I'm a big fan of Sagan myself. I grew up on the Cosmos TV show.

I'm sure he'd hate my defending electromagnetic water. But, we each have our own threshold of disbelief. And so it should be, that not all people cut off their belief tolerance at the same point, as the variety keeps ideas flowing. Sagan's lesson to me, however, is not to have too low a threshold. Strong claims require strong evidence. That's what's keeping me from believing too quickly a lot of bad ideas.

Still, Sagan himself stood up for Immanuel Velkovski, who once was ostracized by the scientific community for postulating a rather strange origin of the planet Venus.
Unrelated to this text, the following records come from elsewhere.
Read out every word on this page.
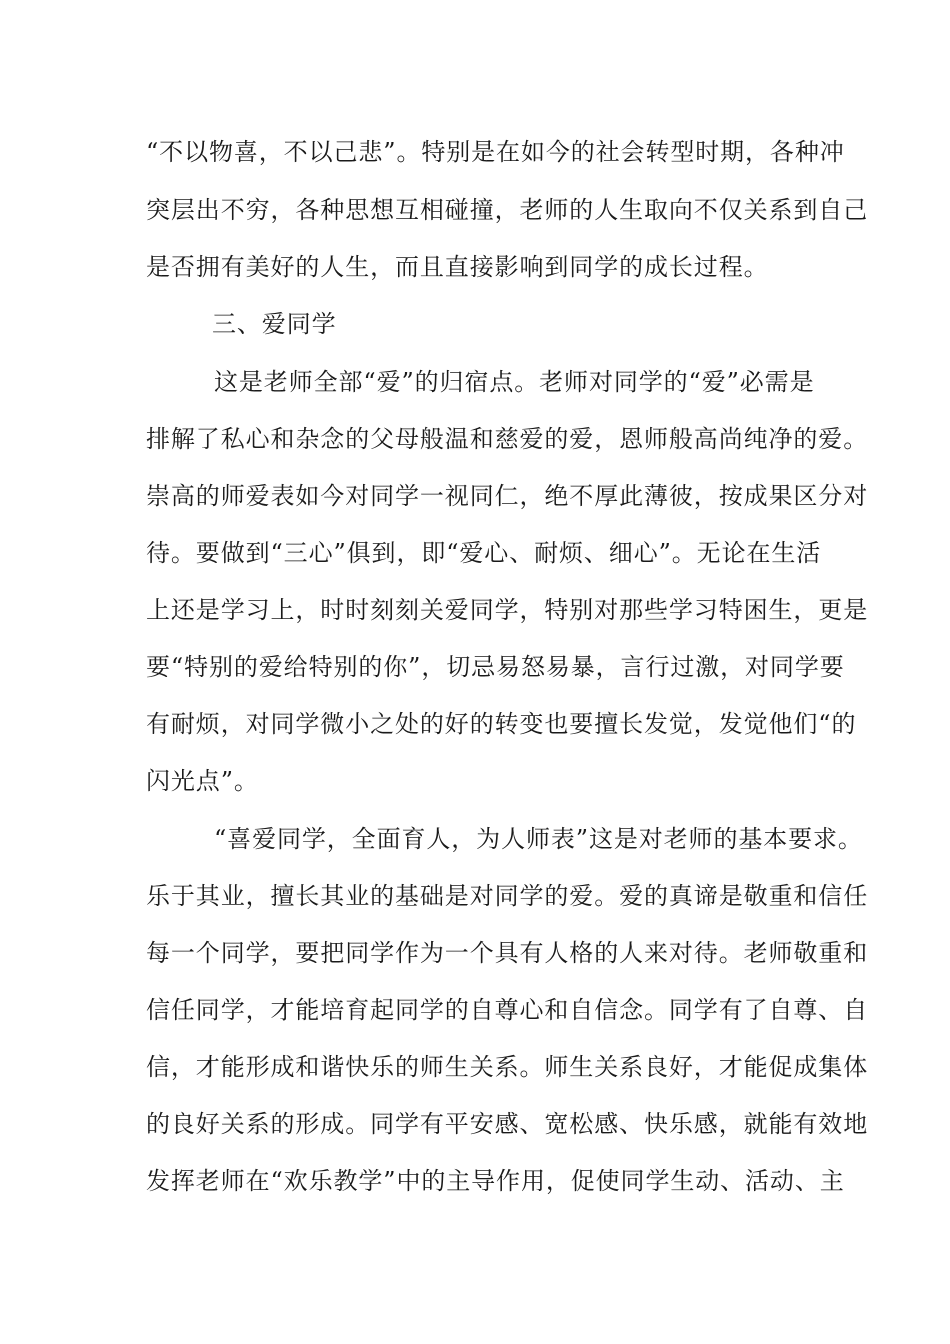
“不以物喜，不以己悲”。特别是在如今的社会转型时期，各种冲
突层出不穷，各种思想互相碰撞，老师的人生取向不仅关系到自己
是否拥有美好的人生，而且直接影响到同学的成长过程。
三、爱同学
这是老师全部“爱”的归宿点。老师对同学的“爱”必需是
排解了私心和杂念的父母般温和慈爱的爱，恩师般高尚纯净的爱。
崇高的师爱表如今对同学一视同仁，绝不厚此薄彼，按成果区分对
待。要做到“三心”俱到，即“爱心、耐烦、细心”。无论在生活
上还是学习上，时时刻刻关爱同学，特别对那些学习特困生，更是
要“特别的爱给特别的你”，切忌易怒易暴，言行过激，对同学要
有耐烦，对同学微小之处的好的转变也要擅长发觉，发觉他们“的
闪光点”。
“喜爱同学，全面育人，为人师表”这是对老师的基本要求。
乐于其业，擅长其业的基础是对同学的爱。爱的真谛是敬重和信任
每一个同学，要把同学作为一个具有人格的人来对待。老师敬重和
信任同学，才能培育起同学的自尊心和自信念。同学有了自尊、自
信，才能形成和谐快乐的师生关系。师生关系良好，才能促成集体
的良好关系的形成。同学有平安感、宽松感、快乐感，就能有效地
发挥老师在“欢乐教学”中的主导作用，促使同学生动、活动、主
Velkovski suggested that the planet erupted out of Jupiter, entered an odd path that caused events in The Bible like the parting of the Red Sea, and finally entered a stable orbit. Sagan didn't defend the theory itself--he pointed out all the things wrong with it. But, he spoke of how inappropriate it was of the scientififc community not to hear the evidence first and then refute it. Instead, they attacked the man and banned his work. Even Sagan said this was unforgivable, as science is about considering possibility and weighing evidence, not dictating unmutable doctrine.

Still, I'm sure he'd expect electromagnetic water to flunk his "Balony detection kit" field test. I'm not quite so convinced. But, then again, both of us would acknowledge the need to do the test. (Where's Jaime and Adam?)